In making the call, the report argues that immigration policy “should not be used to prop up the finances of underperforming universities”.
It is the latest sign of backbench pressure on the prime minister to curb immigration ahead of the next general election, expected before January 2025.
But speaking at a press briefing in Westminster, the members of New Conservatives insisted they were not rebel Tory MPs and they support Mr Sunak as prime minister.
Mr Hunt said: "I don't see this as undermining the Prime Minister at all.

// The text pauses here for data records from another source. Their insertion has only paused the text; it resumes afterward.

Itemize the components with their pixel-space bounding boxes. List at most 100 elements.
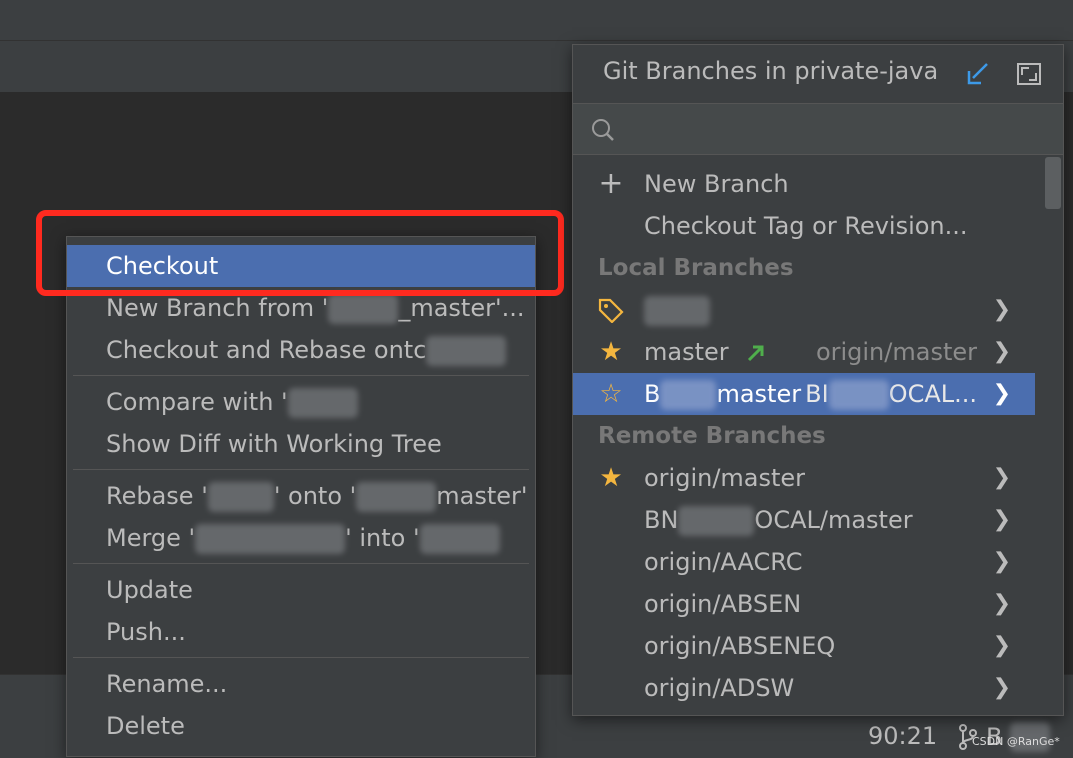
menu-item-update[interactable]: Update — [67, 569, 535, 611]
branch-name: origin/master — [644, 464, 806, 492]
menu-item-label: Rebase ' — [106, 482, 208, 510]
annotation-highlight — [36, 210, 564, 296]
remote-branch-item[interactable]: origin/AACRC ❯ — [573, 541, 1035, 583]
remote-branch-item[interactable]: ★ origin/master ❯ — [573, 457, 1035, 499]
pin-icon[interactable] — [965, 61, 991, 87]
star-filled-icon: ★ — [599, 337, 623, 367]
action-label: New Branch — [644, 170, 789, 198]
branch-name: origin/ADSW — [644, 674, 795, 702]
popup-title: Git Branches in private-java — [603, 57, 939, 85]
expand-icon[interactable] — [1017, 63, 1041, 85]
menu-item-label: Push... — [106, 618, 186, 646]
menu-item-label: Compare with ' — [106, 388, 288, 416]
branch-name-suffix: master — [716, 380, 802, 408]
tag-icon — [598, 298, 624, 323]
checkout-tag-action[interactable]: Checkout Tag or Revision... — [573, 205, 1035, 247]
tracking-branch-suffix: OCAL... — [888, 380, 977, 408]
branch-name-text: B — [644, 380, 661, 408]
star-filled-icon: ★ — [599, 463, 623, 493]
menu-item-label: Show Diff with Working Tree — [106, 430, 442, 458]
redacted-text — [356, 482, 437, 512]
local-branch-item-selected[interactable]: ☆ Bmaster BI OCAL... ❯ — [573, 373, 1035, 415]
menu-item-label: Merge ' — [106, 524, 196, 552]
chevron-right-icon: ❯ — [992, 633, 1011, 658]
menu-item-label: Checkout and Rebase ontc — [106, 336, 427, 364]
redacted-text — [660, 380, 717, 410]
tracking-branch: BI OCAL... — [805, 373, 977, 415]
menu-item-push[interactable]: Push... — [67, 611, 535, 653]
remote-branches-header: Remote Branches — [598, 423, 826, 449]
local-branch-item[interactable]: ★ master origin/master ❯ — [573, 331, 1035, 373]
chevron-right-icon: ❯ — [992, 507, 1011, 532]
menu-item-compare-with[interactable]: Compare with ' — [67, 381, 535, 423]
watermark: CSDN @RanGe* — [972, 735, 1060, 748]
redacted-text — [644, 296, 710, 326]
menu-item-show-diff[interactable]: Show Diff with Working Tree — [67, 423, 535, 465]
branch-search-bar — [573, 103, 1063, 155]
chevron-right-icon: ❯ — [992, 465, 1011, 490]
menu-item-label-mid: ' onto ' — [273, 482, 357, 510]
plus-icon: + — [598, 166, 624, 201]
tracking-branch: origin/master — [815, 338, 977, 366]
branch-name: origin/ABSENEQ — [644, 632, 836, 660]
redacted-text — [195, 524, 346, 554]
menu-separator — [73, 563, 529, 564]
menu-item-label: Update — [106, 576, 193, 604]
chevron-right-icon: ❯ — [992, 675, 1011, 700]
scrollbar[interactable] — [1043, 155, 1063, 715]
search-icon — [592, 119, 614, 141]
remote-branch-item[interactable]: BN OCAL/master ❯ — [573, 499, 1035, 541]
redacted-text — [828, 380, 889, 410]
branch-name — [644, 289, 710, 331]
menu-item-label-suffix: _master'... — [398, 294, 525, 322]
menu-separator — [73, 469, 529, 470]
new-branch-action[interactable]: + New Branch — [573, 163, 1035, 205]
redacted-text — [426, 336, 507, 366]
branch-name: master — [644, 331, 766, 373]
branch-name: BN OCAL/master — [644, 499, 913, 541]
menu-item-merge[interactable]: Merge ' ' into ' — [67, 517, 535, 559]
scrollbar-thumb[interactable] — [1045, 157, 1061, 209]
menu-item-label-mid: ' into ' — [345, 524, 420, 552]
menu-item-rename[interactable]: Rename... — [67, 663, 535, 705]
menu-item-rebase[interactable]: Rebase ' ' onto ' master' — [67, 475, 535, 517]
action-label: Checkout Tag or Revision... — [644, 212, 968, 240]
menu-item-checkout-and-rebase[interactable]: Checkout and Rebase ontc — [67, 329, 535, 371]
menu-item-label: Rename... — [106, 670, 228, 698]
redacted-text — [419, 524, 500, 554]
redacted-text — [328, 294, 399, 324]
redacted-text — [207, 482, 274, 512]
star-outline-icon: ☆ — [599, 379, 623, 409]
caret-position[interactable]: 90:21 — [868, 722, 937, 750]
branch-search-input[interactable] — [627, 114, 1051, 146]
local-branch-item[interactable]: ❯ — [573, 289, 1035, 331]
tracking-branch-text: BI — [805, 380, 829, 408]
menu-item-delete[interactable]: Delete — [67, 705, 535, 747]
redacted-text — [287, 388, 358, 418]
chevron-right-icon: ❯ — [992, 381, 1011, 406]
menu-item-label: New Branch from ' — [106, 294, 329, 322]
menu-separator — [73, 657, 529, 658]
remote-branch-item[interactable]: origin/ABSENEQ ❯ — [573, 625, 1035, 667]
chevron-right-icon: ❯ — [992, 339, 1011, 364]
branch-name: origin/ABSEN — [644, 590, 802, 618]
chevron-right-icon: ❯ — [992, 591, 1011, 616]
remote-branch-item[interactable]: origin/ABSEN ❯ — [573, 583, 1035, 625]
branch-name-text: master — [644, 338, 729, 366]
chevron-right-icon: ❯ — [992, 297, 1011, 322]
remote-branch-item[interactable]: origin/ADSW ❯ — [573, 667, 1035, 709]
title-bar — [0, 0, 1073, 40]
branch-name-suffix: OCAL/master — [754, 506, 913, 534]
branch-name: Bmaster — [644, 373, 801, 415]
outgoing-arrow-icon — [748, 345, 764, 362]
redacted-text — [678, 506, 755, 536]
branch-name-text: BN — [644, 506, 679, 534]
chevron-right-icon: ❯ — [992, 549, 1011, 574]
git-branches-popup: Git Branches in private-java + New Branc… — [572, 44, 1064, 716]
menu-item-label: Delete — [106, 712, 185, 740]
branch-context-menu: Checkout New Branch from ' _master'... Ch… — [66, 236, 536, 757]
branch-name: origin/AACRC — [644, 548, 803, 576]
menu-item-label-suffix: master' — [436, 482, 528, 510]
local-branches-header: Local Branches — [598, 255, 794, 281]
menu-separator — [73, 375, 529, 376]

I see it as a helpful contribution to the debate."
He said migration was one of the biggest topics on the doorsteps as he argued it was "disparaging" to label people "xenophobic" for being concerned about annual net migration levels being past the 500,000 mark.
Mr Hunt played down any suggestion that the report represented a challenge to the Prime Minister, telling BBC Radio 4’s Westminster Hour: “This is a constructive document. We’ve finally got back control of our immigration system.
“We’ve ended EU free movement. I think it’s healthy to have a level of debate within the parliamentary party about the future of our immigration policy and we’re fully supportive of the Prime Minister.”
He also rejected suggestions that some of the proposals, particularly related to the care sector, could undermine already short-staffed areas.
“We’ve got to move away from this addiction to cheap labour from abroad. We’ve got to invest in our own workforce,” he said.
Party colleague Tim Loughton gave the document a more mixed reception, telling the same programme he understood the frustrations and that “in the longer term, the principle is right”.
But he warned: “We have got a shortage of people in this country, particularly in the care industry, particularly in hospitality.
“It’s not as simple as just putting the salary thresholds up as well. There’s quite a lot of skilled but lower paid people that we need coming into this country.”